There's a catch -- "use" those powers and you age ridiculously fast. They're 17, and just want to revel in their magic and their hormones. But sooner or later, one or more will admit, "I like to use."
New girl Sarah (Laura Ramsey, sort of Paltrow-lite) falls for sensitive Caleb (Steven Strait -- yes, that's his name). Pogue (Taylor Kitsch, ditto) loves and fights with Kate (Jessica Lucas). Reid (Toby Hemingway) and Tyler (Chace Crawford) are bad-eyed and loveless. Wait for them to start a bar fight.
And then a wild card, Chase (Sebastian Stan), rolls in, and weirdness occurs. Specters appear. Somebody dies.
All of this happens as Caleb looks after his drunken mom (Wendy Crewson of "24") on the eve of his 18th birthday, the day that he "ascends" and earns even greater powers, powers which he must avoid using. But which we know he will.

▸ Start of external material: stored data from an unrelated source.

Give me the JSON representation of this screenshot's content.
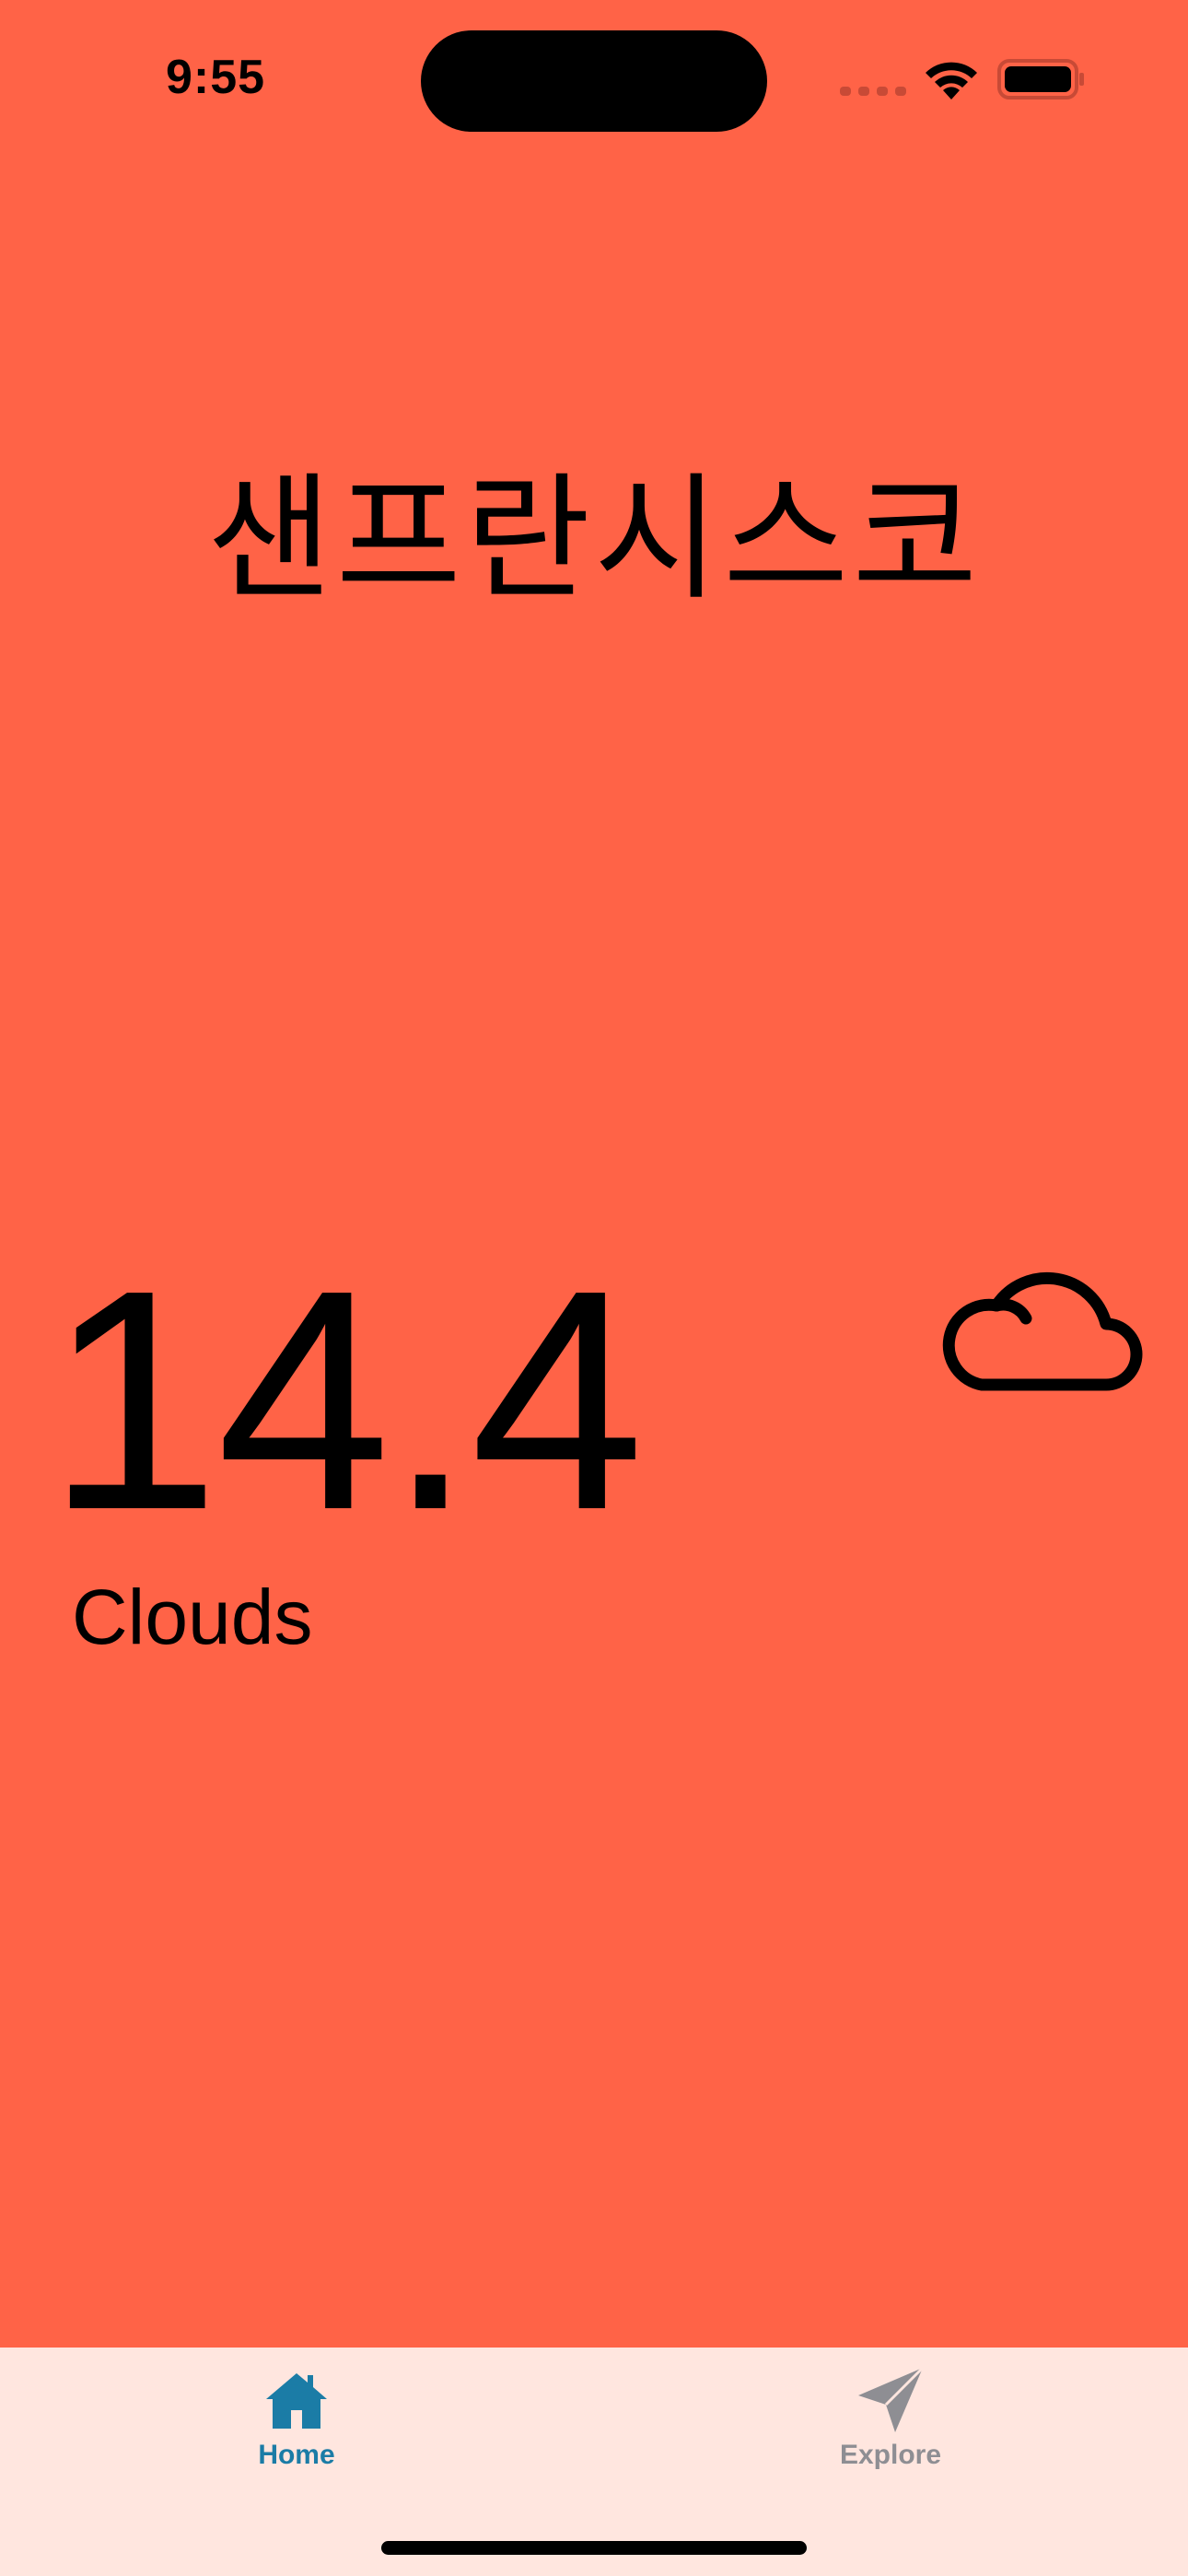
{
  "status_bar": {
    "time": "9:55"
  },
  "main": {
    "city": "샌프란시스코",
    "temperature": "14.4",
    "condition": "Clouds",
    "weather_icon": "cloud-icon"
  },
  "tab_bar": {
    "tabs": [
      {
        "label": "Home",
        "icon": "house-icon",
        "selected": true
      },
      {
        "label": "Explore",
        "icon": "paperplane-icon",
        "selected": false
      }
    ]
  },
  "colors": {
    "background": "#FF6347",
    "tab_bar_background": "#FFE6DF",
    "tab_active": "#1B7CA6",
    "tab_inactive": "#8E8E93"
  }
}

Consider for a moment the downward spiral of Renny Harlin, the Finnish flop once married to Geena Davis, once director of a "Die Hard" movie. "Cutthroat Island" ended their marriage and his career. He's been doing bad horror movies ("Mindhunters," "Exorcist: The Beginning") ever since. It's a miracle that he doesn't read the box office grosses of the newer pirate movies and open a vein.
He still can stage a decent supernatural battle royale. But he couldn't scare a mouse. Nor does "The Covenant."